6: MILIK. Dopo esser sbarcato a Napoli da un po’, finalmente fa vedere cose egregie e fa registrare medie-gol più che buone. Il Napoli ha finalmente il suo ariete dai tempi di Higuain. Rinato.

5: GATTUSO. Il girone d’andata del Milan non è affatto negativo però 7 sconfitte in 20 giornate, e qualche passaggio a vuoto di troppo, non consentono al tecnico rossonero di godere del pieno sostegno di tifosi e addetti ai lavori. Bene ma non benissimo.

4: INZAGHI F. Il girone d’andata del Bologna è stato abbastanza negativo, poche le vittorie nonostante una rosa quasi certamente superiore a quella di Spal, Empoli e Udinese. Il match di Napoli è incoraggiante per il futuro, il mercato invernale sarà decisivo ma dal tecnico ci si aspetta qualcosa in più. Riscossa immediata o esonero.

3: HIGUAIN. L’esser stato “scaricato” dalla Juve dopo l’ingaggio di Ronaldo lo ha probabilmente intristito e così il bomber argentino si è reso protagonista di un girone d’andata scialbo, condito solo da qualche golletto ma anche con numerosissime pause. Ex Pipita d’oro.

2: GENOA + UDINESE. Fa specie vedere due club gloriosi “sbattersi” nei bassifondi e cercare disperatamente una vittoria per non esser fagocitati nella lotta-salvezza. Gli antichi splendori fanno parte del passato e, purtroppo, difficilmente torneranno a breve. Sogni di gloria.

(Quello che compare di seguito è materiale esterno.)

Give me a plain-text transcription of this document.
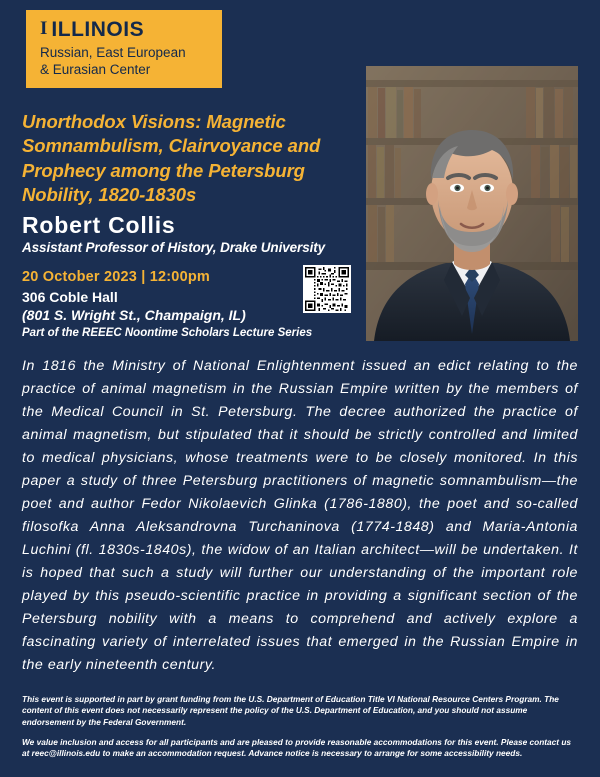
I ILLINOIS
Russian, East European
& Eurasian Center
Unorthodox Visions: Magnetic Somnambulism, Clairvoyance and Prophecy among the Petersburg Nobility, 1820-1830s
Robert Collis
Assistant Professor of History, Drake University
20 October 2023 | 12:00pm
306 Coble Hall
(801 S. Wright St., Champaign, IL)
Part of the REEEC Noontime Scholars Lecture Series
In 1816 the Ministry of National Enlightenment issued an edict relating to the practice of animal magnetism in the Russian Empire written by the members of the Medical Council in St. Petersburg. The decree authorized the practice of animal magnetism, but stipulated that it should be strictly controlled and limited to medical physicians, whose treatments were to be closely monitored. In this paper a study of three Petersburg practitioners of magnetic somnambulism—the poet and author Fedor Nikolaevich Glinka (1786-1880), the poet and so-called filosofka Anna Aleksandrovna Turchaninova (1774-1848) and Maria-Antonia Luchini (fl. 1830s-1840s), the widow of an Italian architect—will be undertaken. It is hoped that such a study will further our understanding of the important role played by this pseudo-scientific practice in providing a significant section of the Petersburg nobility with a means to comprehend and actively explore a fascinating variety of interrelated issues that emerged in the Russian Empire in the early nineteenth century.

This event is supported in part by grant funding from the U.S. Department of Education Title VI National Resource Centers Program. The content of this event does not necessarily represent the policy of the U.S. Department of Education, and you should not assume endorsement by the Federal Government.

We value inclusion and access for all participants and are pleased to provide reasonable accommodations for this event. Please contact us at reec@illinois.edu to make an accommodation request. Advance notice is necessary to arrange for some accessibility needs.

1: VAR. La più importante novità dell’anno, una delle più importanti della storia del calcio. La cosiddetta “moviola in campo” è realtà eppure non sembra aver azzerato gli errori macroscopici ma ha certamente rallentato le partite. Ne “Var” la pena?

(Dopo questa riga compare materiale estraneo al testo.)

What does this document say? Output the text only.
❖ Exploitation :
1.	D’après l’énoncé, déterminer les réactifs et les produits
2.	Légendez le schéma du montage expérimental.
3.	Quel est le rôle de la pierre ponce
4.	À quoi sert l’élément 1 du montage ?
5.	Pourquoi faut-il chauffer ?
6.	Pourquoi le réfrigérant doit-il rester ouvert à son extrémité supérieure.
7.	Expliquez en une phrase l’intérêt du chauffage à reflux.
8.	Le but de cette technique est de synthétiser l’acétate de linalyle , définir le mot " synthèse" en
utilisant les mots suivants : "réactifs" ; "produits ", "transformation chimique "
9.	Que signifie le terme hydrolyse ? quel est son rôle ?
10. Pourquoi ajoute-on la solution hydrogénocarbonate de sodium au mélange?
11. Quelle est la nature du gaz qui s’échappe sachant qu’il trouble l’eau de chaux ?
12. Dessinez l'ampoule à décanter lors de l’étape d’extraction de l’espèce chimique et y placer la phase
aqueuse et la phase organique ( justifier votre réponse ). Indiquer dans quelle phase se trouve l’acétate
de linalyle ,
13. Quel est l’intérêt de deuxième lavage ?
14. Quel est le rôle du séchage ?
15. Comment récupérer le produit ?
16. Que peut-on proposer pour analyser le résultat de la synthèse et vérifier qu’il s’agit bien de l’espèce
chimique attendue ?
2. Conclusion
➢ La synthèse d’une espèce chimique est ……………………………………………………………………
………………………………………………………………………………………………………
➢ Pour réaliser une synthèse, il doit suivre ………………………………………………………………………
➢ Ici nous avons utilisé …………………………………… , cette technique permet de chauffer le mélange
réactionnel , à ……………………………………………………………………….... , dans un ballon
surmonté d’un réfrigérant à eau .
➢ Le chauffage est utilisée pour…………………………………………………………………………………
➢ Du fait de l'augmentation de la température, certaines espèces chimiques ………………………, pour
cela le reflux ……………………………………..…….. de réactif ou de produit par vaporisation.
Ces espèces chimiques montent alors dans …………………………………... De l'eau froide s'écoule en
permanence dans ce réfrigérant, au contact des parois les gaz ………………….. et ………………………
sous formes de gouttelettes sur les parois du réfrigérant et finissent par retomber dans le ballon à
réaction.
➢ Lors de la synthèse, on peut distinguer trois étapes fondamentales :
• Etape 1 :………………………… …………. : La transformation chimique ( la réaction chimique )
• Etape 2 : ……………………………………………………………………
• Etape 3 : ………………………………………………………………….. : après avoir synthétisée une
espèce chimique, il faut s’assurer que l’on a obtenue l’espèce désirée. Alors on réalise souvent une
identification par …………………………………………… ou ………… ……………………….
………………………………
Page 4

0: SOSTA INVERNALE. Acclamata da tempo dall’Associazione dei calciatori, la sosta invernale è diventata realtà ufficialmente. Il campionato si fermerà per un paio di weekend, avendo comunque giocato a Santo Stefano e con la Coppa Italia a metà gennaio, ma non è molto diverso da prima quando almeno a Natale si stava in famiglia e si riprendeva a giocare all’Epifania con due settimane di stop “vere”. Il sospetto che sia solo un modo per far posto a tornei “scomodi” o a Supercoppe varie è più che lecito.